Pandangan kritis dari pendekatan filosofis penting demi merefleksikan ulang hubungan manusia dan alam. Terlebih di saat kita dihadapkan dengan ancaman kerusakan alam yang semakin parah, kita membutuhkan perspektif baru untuk mencari jawaban atas akar dari krisis tersebut. 
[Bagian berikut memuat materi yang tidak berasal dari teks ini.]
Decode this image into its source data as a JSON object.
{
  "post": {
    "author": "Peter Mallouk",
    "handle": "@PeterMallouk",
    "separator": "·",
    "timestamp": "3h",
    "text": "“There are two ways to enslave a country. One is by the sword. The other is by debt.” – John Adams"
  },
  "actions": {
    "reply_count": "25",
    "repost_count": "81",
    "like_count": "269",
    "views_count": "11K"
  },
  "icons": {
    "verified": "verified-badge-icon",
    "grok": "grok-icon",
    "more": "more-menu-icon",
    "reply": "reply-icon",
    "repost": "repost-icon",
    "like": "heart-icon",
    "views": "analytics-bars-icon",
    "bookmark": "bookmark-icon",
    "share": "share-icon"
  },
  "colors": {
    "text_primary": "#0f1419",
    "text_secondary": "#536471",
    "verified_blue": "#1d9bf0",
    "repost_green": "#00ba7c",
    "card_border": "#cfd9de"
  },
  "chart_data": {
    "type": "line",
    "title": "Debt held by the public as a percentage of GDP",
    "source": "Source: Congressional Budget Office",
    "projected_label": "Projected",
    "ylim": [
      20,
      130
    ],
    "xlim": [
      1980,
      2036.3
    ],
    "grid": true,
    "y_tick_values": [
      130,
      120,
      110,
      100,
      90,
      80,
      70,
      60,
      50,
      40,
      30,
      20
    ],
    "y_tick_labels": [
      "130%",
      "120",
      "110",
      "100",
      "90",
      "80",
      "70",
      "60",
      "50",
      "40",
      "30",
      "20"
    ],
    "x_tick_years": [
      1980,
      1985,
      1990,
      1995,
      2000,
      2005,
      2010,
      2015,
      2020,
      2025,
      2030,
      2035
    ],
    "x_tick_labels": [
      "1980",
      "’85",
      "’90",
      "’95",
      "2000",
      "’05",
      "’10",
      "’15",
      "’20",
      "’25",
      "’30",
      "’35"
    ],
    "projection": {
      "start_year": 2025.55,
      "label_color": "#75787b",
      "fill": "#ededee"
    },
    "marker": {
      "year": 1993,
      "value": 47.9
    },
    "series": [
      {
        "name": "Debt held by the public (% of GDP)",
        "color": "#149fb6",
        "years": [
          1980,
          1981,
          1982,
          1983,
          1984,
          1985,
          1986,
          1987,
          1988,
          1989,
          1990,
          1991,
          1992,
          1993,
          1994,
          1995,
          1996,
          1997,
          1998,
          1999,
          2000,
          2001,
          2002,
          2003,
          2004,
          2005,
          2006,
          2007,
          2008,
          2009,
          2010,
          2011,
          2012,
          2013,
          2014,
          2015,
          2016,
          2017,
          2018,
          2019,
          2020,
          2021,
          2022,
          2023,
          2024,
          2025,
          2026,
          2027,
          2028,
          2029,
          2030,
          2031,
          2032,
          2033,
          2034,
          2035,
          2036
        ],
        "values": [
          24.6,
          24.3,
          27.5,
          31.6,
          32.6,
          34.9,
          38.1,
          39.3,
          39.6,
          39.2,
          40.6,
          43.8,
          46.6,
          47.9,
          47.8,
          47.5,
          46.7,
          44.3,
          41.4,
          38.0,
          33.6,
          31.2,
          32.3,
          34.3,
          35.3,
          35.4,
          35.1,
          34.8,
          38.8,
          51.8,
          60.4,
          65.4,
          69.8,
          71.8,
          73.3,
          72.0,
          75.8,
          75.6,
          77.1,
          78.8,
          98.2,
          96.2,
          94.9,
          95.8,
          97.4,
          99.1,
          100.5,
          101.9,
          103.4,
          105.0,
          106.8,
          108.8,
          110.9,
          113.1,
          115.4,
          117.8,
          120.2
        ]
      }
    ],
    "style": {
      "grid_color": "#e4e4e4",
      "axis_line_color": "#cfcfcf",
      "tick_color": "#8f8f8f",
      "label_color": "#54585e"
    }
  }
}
Menggugat Antroposentrisme

Antroposentrisme merupakan suatu cara pandang umum baik di tataran para saintis,  politisi, dan masyarakat di abad modern. Cara pandang atau paradigma, menurut Thomas Kuhn merupakan sebuah konstelasi konsep, nilai, teknik, dan semacamnya yang dianut bersama oleh sebuah komunitas ilmiah dan digunakan untuk memahami bermacam-macam persoalan serta jawaban. Ia menjelaskan bahwa paradigma bisa saja berubah, ditandai dengan pergantian sepenuhnya (revolutionary breaks) atas paradigma lama. Keraf menggunakan konsep paradigma dari Kuhn untuk melihat bagaimana paradigma atas alam dan ilmu pengetahuan mengalami pergeseran fase

Fase pertama adalah cara pandang organis. Fase ini ditandai dengan lahirnya para filsuf sejak era Yunani Kuno, terkhusus di era Aristoteles sampai abad pertengahan yang memahami alam semesta sebagai kesatuan asasi di antara setiap bagiannya. Aristoteles sendiri sebenarnya menyempurnakan pandangan sebelumnya dari para pemikir pra-sokratik –umumnya istilah pra-sokratik difungsikan untuk membedakannya dengan aliran filsafat sejak Socrates, Plato, Aristoteles dan seterusnya— seperti Tales, Anaximandros, Anaximenes, Heraklitos, Demokritus, dan seterusnya. 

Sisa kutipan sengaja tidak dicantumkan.